Research into the comparative biology of regeneration suggests that mammals are in principle capable of proficient, full regeneration of complex tissues, but some critical difference in cell signaling and behavior leads instead to the formation of scar tissue in adults. In recent years, scientists have focused on the role of macrophages in coordinating the process of regeneration. In proficient regenerators like salamanders and zebrafish, the presence of macrophages is essential to the regenerative process. Absent macrophages, scar tissue forms in the same way as it does in mammals. Researchers now aim to understand exactly what is different in the behavior of macrophages in mammals and highly regenerative species.

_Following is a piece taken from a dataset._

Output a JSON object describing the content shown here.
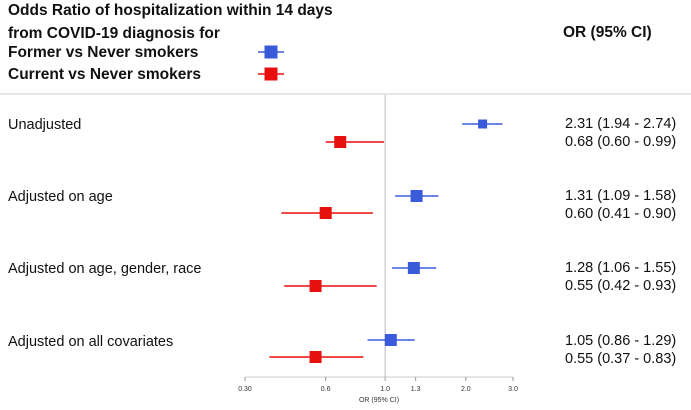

The axolotl, a Mexican salamander that is now all but extinct in the wild, is a favorite model in regenerative medicine research because of its one-of-a-kind status as nature's champion of regeneration. While most salamanders have some regenerative capacity, the axolotl can regenerate almost any body part. Since mammalian embryos and juveniles have the ability to regenerate - for instance, human infants can regenerate heart tissue and children can regenerate fingertips - it's likely that adult mammals retain the genetic code for regeneration, raising the prospect that pharmaceutical therapies could be developed to encourage humans to regenerate tissues and organs lost to disease or injury instead of forming a scar.

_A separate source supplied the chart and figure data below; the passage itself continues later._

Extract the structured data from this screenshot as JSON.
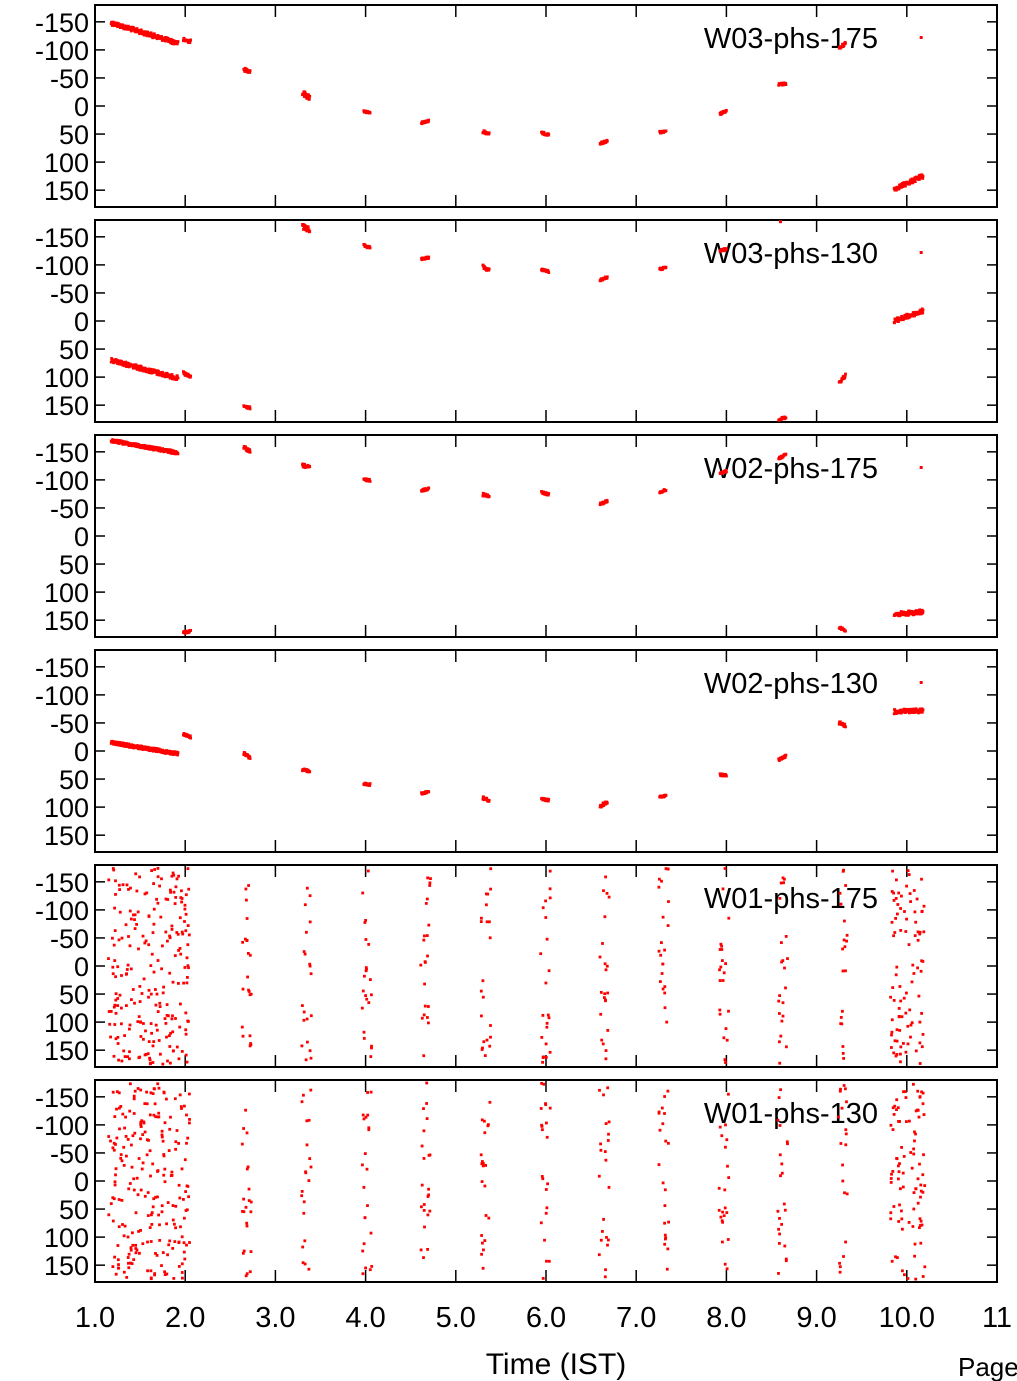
{
  "chart_data": {
    "type": "scatter",
    "xlabel": "Time (IST)",
    "page_label": "Page",
    "x_ticks": [
      "1.0",
      "2.0",
      "3.0",
      "4.0",
      "5.0",
      "6.0",
      "7.0",
      "8.0",
      "9.0",
      "10.0",
      "11"
    ],
    "x_tick_values": [
      1,
      2,
      3,
      4,
      5,
      6,
      7,
      8,
      9,
      10,
      11
    ],
    "xlim": [
      1,
      11
    ],
    "y_ticks": [
      "-150",
      "-100",
      "-50",
      "0",
      "50",
      "100",
      "150"
    ],
    "y_tick_values": [
      -150,
      -100,
      -50,
      0,
      50,
      100,
      150
    ],
    "ylim": [
      -180,
      180
    ],
    "y_inverted": true,
    "point_color": "#ff0000",
    "panels": [
      {
        "name": "W03-phs-175",
        "mode": "track",
        "segments": [
          {
            "x0": 1.18,
            "x1": 1.92,
            "y0": -148,
            "y1": -112,
            "jitter": 4
          },
          {
            "x0": 1.98,
            "x1": 2.06,
            "y0": -118,
            "y1": -115,
            "jitter": 3
          },
          {
            "x0": 2.65,
            "x1": 2.72,
            "y0": -65,
            "y1": -62,
            "jitter": 3
          },
          {
            "x0": 3.3,
            "x1": 3.38,
            "y0": -23,
            "y1": -15,
            "jitter": 5
          },
          {
            "x0": 3.98,
            "x1": 4.05,
            "y0": 9,
            "y1": 13,
            "jitter": 2
          },
          {
            "x0": 4.62,
            "x1": 4.7,
            "y0": 30,
            "y1": 27,
            "jitter": 2
          },
          {
            "x0": 5.3,
            "x1": 5.37,
            "y0": 45,
            "y1": 49,
            "jitter": 3
          },
          {
            "x0": 5.95,
            "x1": 6.03,
            "y0": 48,
            "y1": 51,
            "jitter": 2
          },
          {
            "x0": 6.6,
            "x1": 6.68,
            "y0": 67,
            "y1": 62,
            "jitter": 2
          },
          {
            "x0": 7.26,
            "x1": 7.33,
            "y0": 47,
            "y1": 46,
            "jitter": 2
          },
          {
            "x0": 7.93,
            "x1": 8.0,
            "y0": 14,
            "y1": 9,
            "jitter": 2
          },
          {
            "x0": 8.58,
            "x1": 8.66,
            "y0": -38,
            "y1": -40,
            "jitter": 2
          },
          {
            "x0": 9.25,
            "x1": 9.32,
            "y0": -102,
            "y1": -112,
            "jitter": 3
          },
          {
            "x0": 9.86,
            "x1": 10.18,
            "y0": 148,
            "y1": 125,
            "jitter": 4
          },
          {
            "x0": 10.16,
            "x1": 10.16,
            "y0": -122,
            "y1": -122,
            "jitter": 0
          }
        ]
      },
      {
        "name": "W03-phs-130",
        "mode": "track",
        "segments": [
          {
            "x0": 1.18,
            "x1": 1.92,
            "y0": 70,
            "y1": 102,
            "jitter": 4
          },
          {
            "x0": 1.98,
            "x1": 2.06,
            "y0": 93,
            "y1": 100,
            "jitter": 3
          },
          {
            "x0": 2.65,
            "x1": 2.72,
            "y0": 152,
            "y1": 155,
            "jitter": 2
          },
          {
            "x0": 3.3,
            "x1": 3.38,
            "y0": -168,
            "y1": -162,
            "jitter": 5
          },
          {
            "x0": 3.98,
            "x1": 4.05,
            "y0": -135,
            "y1": -130,
            "jitter": 2
          },
          {
            "x0": 4.62,
            "x1": 4.7,
            "y0": -110,
            "y1": -113,
            "jitter": 2
          },
          {
            "x0": 5.3,
            "x1": 5.37,
            "y0": -97,
            "y1": -90,
            "jitter": 3
          },
          {
            "x0": 5.95,
            "x1": 6.03,
            "y0": -92,
            "y1": -88,
            "jitter": 2
          },
          {
            "x0": 6.6,
            "x1": 6.68,
            "y0": -73,
            "y1": -78,
            "jitter": 2
          },
          {
            "x0": 7.26,
            "x1": 7.33,
            "y0": -92,
            "y1": -95,
            "jitter": 2
          },
          {
            "x0": 7.93,
            "x1": 8.0,
            "y0": -125,
            "y1": -128,
            "jitter": 2
          },
          {
            "x0": 8.58,
            "x1": 8.66,
            "y0": 175,
            "y1": 172,
            "jitter": 2
          },
          {
            "x0": 8.6,
            "x1": 8.6,
            "y0": -177,
            "y1": -177,
            "jitter": 0
          },
          {
            "x0": 9.25,
            "x1": 9.32,
            "y0": 110,
            "y1": 97,
            "jitter": 3
          },
          {
            "x0": 9.86,
            "x1": 10.18,
            "y0": 0,
            "y1": -18,
            "jitter": 4
          },
          {
            "x0": 10.16,
            "x1": 10.16,
            "y0": -122,
            "y1": -122,
            "jitter": 0
          }
        ]
      },
      {
        "name": "W02-phs-175",
        "mode": "track",
        "segments": [
          {
            "x0": 1.18,
            "x1": 1.92,
            "y0": -170,
            "y1": -148,
            "jitter": 3
          },
          {
            "x0": 1.98,
            "x1": 2.06,
            "y0": 172,
            "y1": 170,
            "jitter": 2
          },
          {
            "x0": 2.65,
            "x1": 2.72,
            "y0": -158,
            "y1": -150,
            "jitter": 3
          },
          {
            "x0": 3.3,
            "x1": 3.38,
            "y0": -126,
            "y1": -122,
            "jitter": 3
          },
          {
            "x0": 3.98,
            "x1": 4.05,
            "y0": -101,
            "y1": -99,
            "jitter": 2
          },
          {
            "x0": 4.62,
            "x1": 4.7,
            "y0": -81,
            "y1": -85,
            "jitter": 2
          },
          {
            "x0": 5.3,
            "x1": 5.37,
            "y0": -74,
            "y1": -70,
            "jitter": 3
          },
          {
            "x0": 5.95,
            "x1": 6.03,
            "y0": -78,
            "y1": -74,
            "jitter": 2
          },
          {
            "x0": 6.6,
            "x1": 6.68,
            "y0": -57,
            "y1": -62,
            "jitter": 2
          },
          {
            "x0": 7.26,
            "x1": 7.33,
            "y0": -78,
            "y1": -82,
            "jitter": 2
          },
          {
            "x0": 7.93,
            "x1": 8.0,
            "y0": -112,
            "y1": -116,
            "jitter": 2
          },
          {
            "x0": 8.58,
            "x1": 8.66,
            "y0": -138,
            "y1": -145,
            "jitter": 2
          },
          {
            "x0": 9.25,
            "x1": 9.32,
            "y0": 163,
            "y1": 168,
            "jitter": 2
          },
          {
            "x0": 9.86,
            "x1": 10.18,
            "y0": 140,
            "y1": 135,
            "jitter": 4
          },
          {
            "x0": 10.16,
            "x1": 10.16,
            "y0": -122,
            "y1": -122,
            "jitter": 0
          }
        ]
      },
      {
        "name": "W02-phs-130",
        "mode": "track",
        "segments": [
          {
            "x0": 1.18,
            "x1": 1.92,
            "y0": -15,
            "y1": 5,
            "jitter": 3
          },
          {
            "x0": 1.98,
            "x1": 2.06,
            "y0": -30,
            "y1": -25,
            "jitter": 2
          },
          {
            "x0": 2.65,
            "x1": 2.72,
            "y0": 5,
            "y1": 12,
            "jitter": 3
          },
          {
            "x0": 3.3,
            "x1": 3.38,
            "y0": 33,
            "y1": 38,
            "jitter": 3
          },
          {
            "x0": 3.98,
            "x1": 4.05,
            "y0": 58,
            "y1": 60,
            "jitter": 2
          },
          {
            "x0": 4.62,
            "x1": 4.7,
            "y0": 76,
            "y1": 72,
            "jitter": 2
          },
          {
            "x0": 5.3,
            "x1": 5.37,
            "y0": 84,
            "y1": 88,
            "jitter": 3
          },
          {
            "x0": 5.95,
            "x1": 6.03,
            "y0": 85,
            "y1": 88,
            "jitter": 2
          },
          {
            "x0": 6.6,
            "x1": 6.68,
            "y0": 98,
            "y1": 92,
            "jitter": 3
          },
          {
            "x0": 7.26,
            "x1": 7.33,
            "y0": 82,
            "y1": 80,
            "jitter": 2
          },
          {
            "x0": 7.93,
            "x1": 8.0,
            "y0": 42,
            "y1": 43,
            "jitter": 2
          },
          {
            "x0": 8.58,
            "x1": 8.66,
            "y0": 16,
            "y1": 9,
            "jitter": 2
          },
          {
            "x0": 9.25,
            "x1": 9.32,
            "y0": -50,
            "y1": -45,
            "jitter": 3
          },
          {
            "x0": 9.86,
            "x1": 10.18,
            "y0": -70,
            "y1": -72,
            "jitter": 4
          },
          {
            "x0": 10.16,
            "x1": 10.16,
            "y0": -122,
            "y1": -122,
            "jitter": 0
          }
        ]
      },
      {
        "name": "W01-phs-175",
        "mode": "noise",
        "groups": [
          {
            "x0": 1.15,
            "x1": 2.05,
            "n": 230
          },
          {
            "x0": 2.63,
            "x1": 2.74,
            "n": 22
          },
          {
            "x0": 3.29,
            "x1": 3.4,
            "n": 20
          },
          {
            "x0": 3.96,
            "x1": 4.07,
            "n": 22
          },
          {
            "x0": 4.61,
            "x1": 4.72,
            "n": 22
          },
          {
            "x0": 5.28,
            "x1": 5.39,
            "n": 22
          },
          {
            "x0": 5.94,
            "x1": 6.05,
            "n": 22
          },
          {
            "x0": 6.59,
            "x1": 6.7,
            "n": 22
          },
          {
            "x0": 7.25,
            "x1": 7.36,
            "n": 22
          },
          {
            "x0": 7.92,
            "x1": 8.03,
            "n": 22
          },
          {
            "x0": 8.57,
            "x1": 8.68,
            "n": 22
          },
          {
            "x0": 9.24,
            "x1": 9.34,
            "n": 20
          },
          {
            "x0": 9.82,
            "x1": 10.2,
            "n": 90
          }
        ]
      },
      {
        "name": "W01-phs-130",
        "mode": "noise",
        "groups": [
          {
            "x0": 1.15,
            "x1": 2.05,
            "n": 230
          },
          {
            "x0": 2.63,
            "x1": 2.74,
            "n": 22
          },
          {
            "x0": 3.29,
            "x1": 3.4,
            "n": 20
          },
          {
            "x0": 3.96,
            "x1": 4.07,
            "n": 22
          },
          {
            "x0": 4.61,
            "x1": 4.72,
            "n": 22
          },
          {
            "x0": 5.28,
            "x1": 5.39,
            "n": 22
          },
          {
            "x0": 5.94,
            "x1": 6.05,
            "n": 22
          },
          {
            "x0": 6.59,
            "x1": 6.7,
            "n": 22
          },
          {
            "x0": 7.25,
            "x1": 7.36,
            "n": 22
          },
          {
            "x0": 7.92,
            "x1": 8.03,
            "n": 22
          },
          {
            "x0": 8.57,
            "x1": 8.68,
            "n": 22
          },
          {
            "x0": 9.24,
            "x1": 9.34,
            "n": 20
          },
          {
            "x0": 9.82,
            "x1": 10.2,
            "n": 90
          }
        ]
      }
    ]
  }
}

Researchers compared immune cells called macrophages in the axolotl to those in the mouse with the goal of identifying the quality in axolotl macrophages that promotes regeneration. The research builds on earlier studies in which it was found that macrophages are critical to regeneration: when they are depleted, the axolotl forms a scar instead of regenerating, just like mammals. The recent research found that although macrophage signaling in the axolotl and in the mouse were similar when the organisms were exposed to pathogens, when it came to exposure to injury it was a different story: the macrophage signaling in the axolotl promoted the growth of new tissue while that in the mouse promoted scarring.

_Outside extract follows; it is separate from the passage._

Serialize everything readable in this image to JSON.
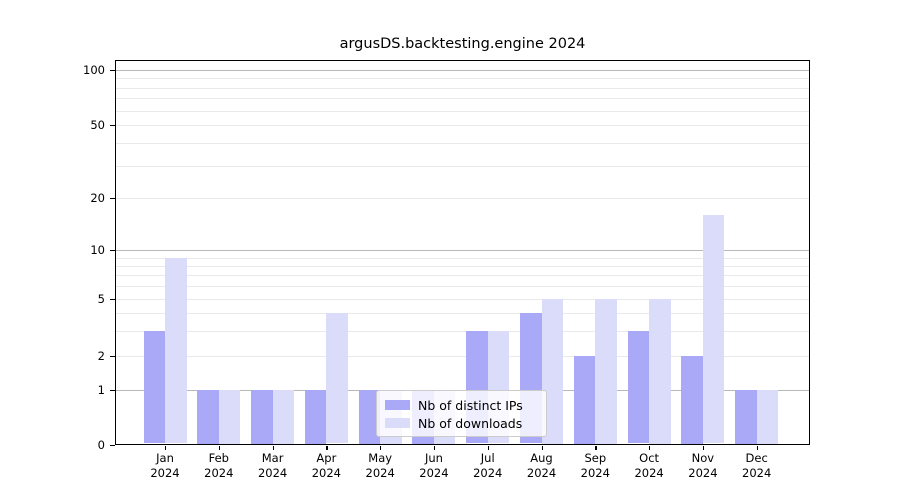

Specifically, the signaling response of a class of proteins called toll-like receptors (TLRs), which allow macrophages to recognize a threat such an infection or a tissue injury and induce a pro-inflammatory response, were unexpectedly divergent in response to injury in the axolotl and the mouse. The finding offers an intriguing window into the mechanisms governing regeneration in the axolotl. The discovery of an alternative signaling pathway that is compatible with regeneration could ultimately lead to regenerative medicine therapies for humans.